Now, with all of that ranting and swearing, you have to ask, was this even worth 2stars? It was. Mainly because the idea of the story was fantastic, even while being poorly executed and made into a mouthpiece of modern liberal cant. There were Cthulhu’ic ties and The Shadow is shown to be an eternal avenging angel, who is tired of the conflict. Batman was to be his replacement. Now, how cool is THAT?

While I was reading this graphic novel, I also read Jen Mugrage’s post on “Words that Mean Things” in which she talks about killing, murder and genocide. The first two points fit in very well as an anti-dote to the bs the writers of this comic were dishing out about “killing”. I’m going to stop now before I begin saying other things about the writers that aren’t appropriate for a blog post.

As for the cover, I briefly touched on that in my “Currently Reading” post two weeks ago. That has a large, high resolution version of the cover if you’re interested.

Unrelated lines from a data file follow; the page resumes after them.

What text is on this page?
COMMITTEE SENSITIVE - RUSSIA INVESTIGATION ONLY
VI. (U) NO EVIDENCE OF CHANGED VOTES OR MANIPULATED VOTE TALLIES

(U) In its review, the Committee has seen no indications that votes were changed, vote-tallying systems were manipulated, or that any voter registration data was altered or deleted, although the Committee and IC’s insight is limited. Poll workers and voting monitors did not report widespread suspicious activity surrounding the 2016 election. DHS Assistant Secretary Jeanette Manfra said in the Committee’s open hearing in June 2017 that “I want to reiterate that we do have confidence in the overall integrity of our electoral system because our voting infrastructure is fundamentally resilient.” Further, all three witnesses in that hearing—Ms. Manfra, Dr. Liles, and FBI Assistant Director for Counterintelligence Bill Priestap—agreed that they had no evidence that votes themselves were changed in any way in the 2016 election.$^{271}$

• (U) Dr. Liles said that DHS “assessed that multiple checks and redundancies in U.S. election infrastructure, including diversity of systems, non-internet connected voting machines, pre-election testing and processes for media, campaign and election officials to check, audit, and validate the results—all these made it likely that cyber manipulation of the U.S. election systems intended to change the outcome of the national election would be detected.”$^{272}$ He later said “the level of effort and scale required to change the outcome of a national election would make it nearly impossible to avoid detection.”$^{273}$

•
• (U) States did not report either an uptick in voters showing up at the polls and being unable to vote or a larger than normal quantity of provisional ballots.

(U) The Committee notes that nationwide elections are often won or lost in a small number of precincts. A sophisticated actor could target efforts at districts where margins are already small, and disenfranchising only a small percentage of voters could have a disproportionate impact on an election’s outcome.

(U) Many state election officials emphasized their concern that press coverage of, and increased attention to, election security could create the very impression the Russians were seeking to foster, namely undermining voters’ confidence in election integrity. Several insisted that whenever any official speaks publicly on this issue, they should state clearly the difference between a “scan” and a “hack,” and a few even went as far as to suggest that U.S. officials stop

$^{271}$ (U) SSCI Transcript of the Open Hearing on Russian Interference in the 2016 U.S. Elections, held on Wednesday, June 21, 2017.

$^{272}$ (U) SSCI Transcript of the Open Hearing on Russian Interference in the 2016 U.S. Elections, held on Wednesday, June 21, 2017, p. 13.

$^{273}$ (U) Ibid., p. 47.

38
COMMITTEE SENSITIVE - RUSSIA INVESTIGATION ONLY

Overall, I was disappointed in this and felt the writers had no clue about The Shadow. Not “Riders Approved” at all.

★★☆☆☆


From the Publisher

While investigating the murde of a Gothamite, Batman identifies his prime suspect as Lamont Cranston... but there are two problems with that. One, Batman is not aware Lamont's alter ego is the master detective known as the Shadow. Two, and more importantly, Cranston seems to have died over half a century ago!